This study inverted seismic velocity to temperature based on mineral physics and used this temperature as input for geodynamic simulations. Then, the stress fields in Northeast Asia were determined by a temperature-dependent viscosity structure and buoyancy force. The modeled stress fields were used to investigate the seismicity of South Korea, and I found that variations in lithospheric thickness are important for understanding seismic activity.

This study jointly inverted coseismic slip from seismic waveforms and InSAR images related to the 2017 Pohang earthquake. I calculated the perturbed pressure driven by the earthquake and conducted transient fluid flow modeling.

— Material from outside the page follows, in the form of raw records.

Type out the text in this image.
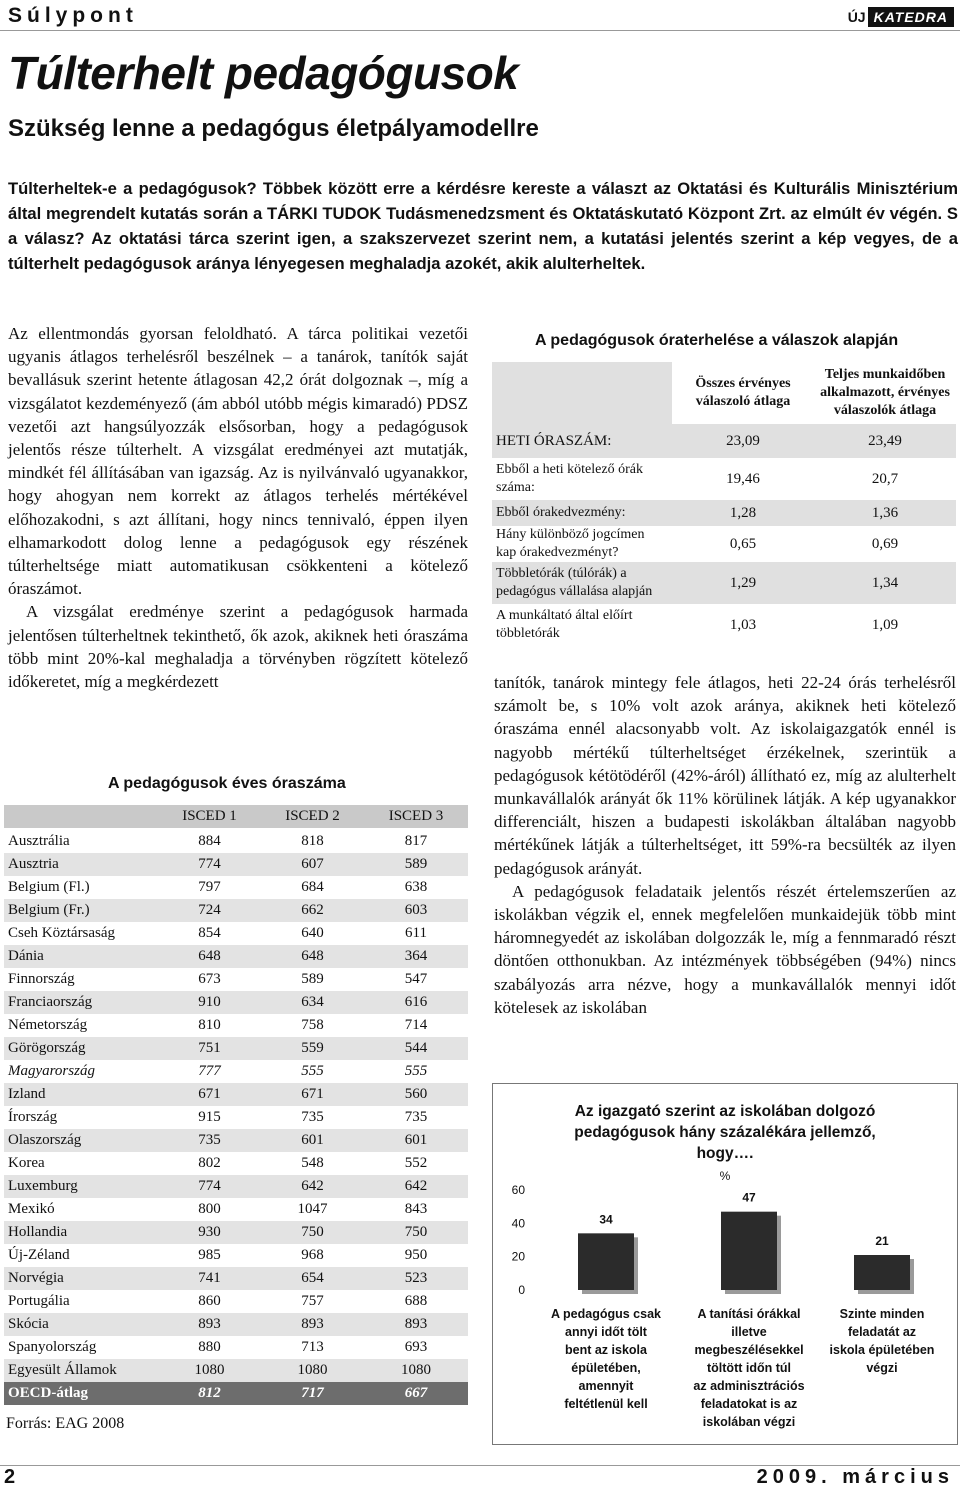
Súlypont	ÚJ KATEDRA
Túlterhelt pedagógusok
Szükség lenne a pedagógus életpályamodellre
Túlterheltek-e a pedagógusok? Többek között erre a kérdésre kereste a választ az Oktatási és Kulturális Minisztérium által megrendelt kutatás során a TÁRKI TUDOK Tudásmenedzsment és Oktatáskutató Központ Zrt. az elmúlt év végén. S a válasz? Az oktatási tárca szerint igen, a szakszervezet szerint nem, a kutatási jelentés szerint a kép vegyes, de a túlterhelt pedagógusok aránya lényegesen meghaladja azokét, akik alulterheltek.

Az ellentmondás gyorsan feloldható. A tárca politikai vezetői ugyanis átlagos terhelésről beszélnek – a tanárok, tanítók saját bevallásuk szerint hetente átlagosan 42,2 órát dolgoznak –, míg a vizsgálatot kezdeményező (ám abból utóbb mégis kimaradó) PDSZ vezetői azt hangsúlyozzák elsősorban, hogy a pedagógusok jelentős része túlterhelt. A vizsgálat eredményei azt mutatják, mindkét fél állításában van igazság. Az is nyilvánvaló ugyanakkor, hogy ahogyan nem korrekt az átlagos terhelés mértékével előhozakodni, s azt állítani, hogy nincs tennivaló, éppen ilyen elhamarkodott dolog lenne a pedagógusok egy részének túlterheltsége miatt automatikusan csökkenteni a kötelező óraszámot.

A vizsgálat eredménye szerint a pedagógusok harmada jelentősen túlterheltnek tekinthető, ők azok, akiknek heti óraszáma több mint 20%-kal meghaladja a törvényben rögzített kötelező időkeretet, míg a megkérdezett

A pedagógusok éves óraszáma
	ISCED 1	ISCED 2	ISCED 3
Ausztrália	884	818	817
Ausztria	774	607	589
Belgium (Fl.)	797	684	638
Belgium (Fr.)	724	662	603
Cseh Köztársaság	854	640	611
Dánia	648	648	364
Finnország	673	589	547
Franciaország	910	634	616
Németország	810	758	714
Görögország	751	559	544
Magyarország	777	555	555
Izland	671	671	560
Írország	915	735	735
Olaszország	735	601	601
Korea	802	548	552
Luxemburg	774	642	642
Mexikó	800	1047	843
Hollandia	930	750	750
Új-Zéland	985	968	950
Norvégia	741	654	523
Portugália	860	757	688
Skócia	893	893	893
Spanyolország	880	713	693
Egyesült Államok	1080	1080	1080
OECD-átlag	812	717	667
Forrás: EAG 2008
A pedagógusok óraterhelése a válaszok alapján
	Összes érvényes válaszoló átlaga	Teljes munkaidőben alkalmazott, érvényes válaszolók átlaga
HETI ÓRASZÁM:	23,09	23,49
Ebből a heti kötelező órák száma:	19,46	20,7
Ebből órakedvezmény:	1,28	1,36
Hány különböző jogcímen kap órakedvezményt?	0,65	0,69
Többletórák (túlórák) a pedagógus vállalása alapján	1,29	1,34
A munkáltató által előírt többletórák	1,03	1,09

tanítók, tanárok mintegy fele átlagos, heti 22-24 órás terhelésről számolt be, s 10% volt azok aránya, akiknek heti kötelező óraszáma ennél alacsonyabb volt. Az iskolaigazgatók ennél is nagyobb mértékű túlterheltséget érzékelnek, szerintük a pedagógusok kétötödéről (42%-áról) állítható ez, míg az alulterhelt munkavállalók arányát ők 11% körülinek látják. A kép ugyanakkor differenciált, hiszen a budapesti iskolákban általában nagyobb mértékűnek látják a túlterheltséget, itt 59%-ra becsülték az ilyen pedagógusok arányát.

A pedagógusok feladataik jelentős részét értelemszerűen az iskolákban végzik el, ennek megfelelően munkaidejük több mint háromnegyedét az iskolában dolgozzák le, míg a fennmaradó részt döntően otthonukban. Az intézmények többségében (94%) nincs szabályozás arra nézve, hogy a munkavállalók mennyi időt kötelesek az iskolában

Az igazgató szerint az iskolában dolgozó
pedagógusok hány százalékára jellemző,
hogy….
%
0
20
40
60
34
47
21
A pedagógus csak
annyi időt tölt
bent az iskola
épületében,
amennyit
feltétlenül kell
A tanítási órákkal
illetve
megbeszélésekkel
töltött időn túl
az adminisztrációs
feladatokat is az
iskolában végzi
Szinte minden
feladatát az
iskola épületében
végzi
2	2009. március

The modeling results indicate that many aftershocks can be triggered by poroelastic effects, and the decay of aftershocks is also influenced by this type of postseismic deformation. You can check out two videos demonstrate poroelastic rebound. 

This study utilized a locally dense array of seismographs in the southeastern region of South Korea to calculate relative travel-time residuals of teleseismic P-waves. I inverted these residuals to image the seismic structure of the crust and uppermost mantle. This study reveals a northeast strike of a low-velocity zone at depths of 25-35 km and an east-west trend of another low-velocity zone at depths of 40-55 km. I suggest that these zones were originally formed by Cenozoic deformation during the period of 25 to 16 Ma, and the relatively elevated temperature due to this deformation is responsible for these low seismic structures.

I coupled TOUGH versions 2 and 3 with FLAC3D version 6. This study successfully completed four benchmarks for both directions, from M to H and from H to M.